Ugly Babies
So we just turned in the new book and our new editor loves it. But he does not love the title.
This is the first time this has happened to us. Through seven books now, we have gone to press with the title we turned in. I know this is not always the case. I have many friends whose titles are vetoed and a new one is slapped on (sometimes by -- HORRORS! -- the marketing department).
Which is why I am getting very nervous. I go to bed at night thinking of possible titles. I wake up in the same agony.
Because I know the power of a good title cannot be overestimated in our business. It is your first chance to make a good impression. It is a billboard by which you the author telegraph your whole book's theme and tone. And when your book is shouting to be heard above the din and roar at Barnes & Noble, a blah title is a meek squeak.
I suppose there are authors who don't sweat this. Some don't have to. They race through the alphabet (Grafton), numbers (Evanovich) or The Complete Bartender's Guide (Joe Konrath). And then there's James Patterson, who could slap LEAKY MEAT on a cover and it would sell millions.

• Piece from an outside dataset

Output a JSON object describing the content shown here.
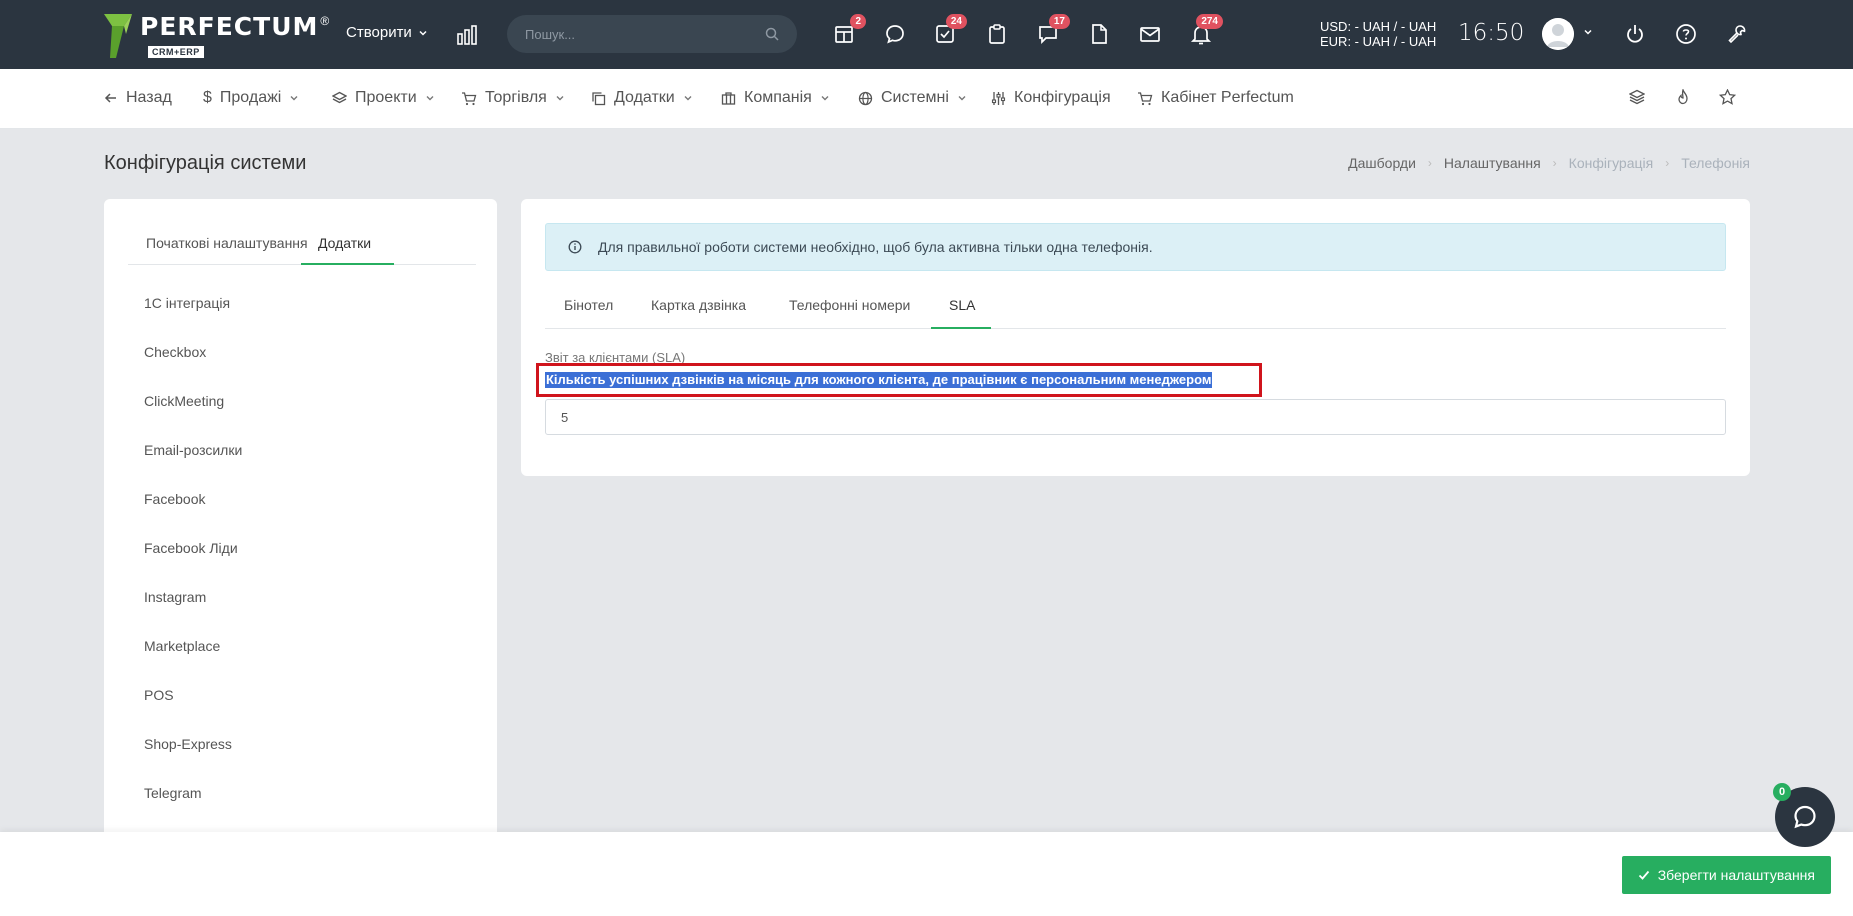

But the rest of us resort to desperate measures. Like typing keywords into Bartleby's Great Books Online poetry engine. Try this: type in "death" or "bones" or some other crime-fiction hot-button word and centuries of poems come up, just waiting for you to steal. C'mon...those of you who've done this can fess up. I've used it. Do you think An Unquiet Grave came from my brain? Hell no. I stole it from an Arthur Quiller-Couch poem.
But Bartleby's has failed me on this latest book.
A while back, I was at festival in Sarasota with a passel of other Florida mystery authors. I was seated next to Randy Wayne White at dinner and I found myself uncharacteristically tongue-tied. (Partly because Randy and I till the same fields in our fiction -- southwest Florida -- and he was there first. But mostly because Randy is this Hemingwayesque dude who scares people). But then Randy leaned in and told me, "You have good titles." I took it as a supreme compliment.
Some authors just seem to have a knack for titles. Laura Lippman calls it the "title gene." Who has it? Dennis Lehane, George Pelecanos...I'm sure you can name others.
What gives a good title resonance? Just for fun, I went to my shelf and found these:
Off The Chart
Absent Friends
Murder Unleashed
A Place of Execution
Devices and Desires
Blue Edge of Midnight
A Seaon in Purgatory
Hidden Prey
Parallel Lies
A Cold Day in Paradise
The Whispering Statue
Without knowing the authors, which ones work for you and which do not?
Titles I like:
Absent Friends. This title of SJ Rozan's book has resonanace for the characters and the unifying event -- 911 NYC.
Murder Unleashed. A cozy by Elaine Viets about a dog groomer. Of course!
A Season in Purgatory. Dominick Dunne's fictionalization of the Martha Moxley case neatly describes the moral dilemma at the book's core.
Blue Edge of Midnight. Captures Jon King's moody Everglades in a single vivid image.
A Place of Execution. Works on multi-levels for Val McDermid's claustrophic plot.
A Cold Day in Paradise. "Paradise" is a butt-end town in Michigan's UP. It works as metaphor for Steve Hamilton's chilly story.
The Whispering Statue. One of my favorite Nancy Drews.
Titles that leave me cold:
Hidden Prey. Yeah, I recognize the John Sanford franchise is title-proof but can you tell one from the other anymore?
Parallel Lies. Didn't give me a hint of Ridley Pierson's story. Sounds too Hollywood for comfort.
Devices and Desires. P.D. James has boooooring titles. Sorry.
Off the Chart. I like Jim Hall's books, but this title is too flippant for this book's dark tone.
Some of my all-time favorite titles (not just books):
The Unbearable Lightness of Being.
Jaws.
Darkly Dreaming Dexter.
The Iceman Cometh
A Hard Day's Night
Most stuff by Philip Dick but especially The Man Whose Teeth Were All Exactly Alike.
And the memorable: Can Hieronymus Merkin Ever Forget Mercy Humppe And Find True Happiness? (a really bad 1966 Brit-flick but a great title for Charades.)
So back to my title search. I know there's a good one out there somewhere. I just pray I find it before the marketing department gets ahold of things.
Oh. And Ugly Babies? Has nothing to do with my blog today. But damn, I like that title!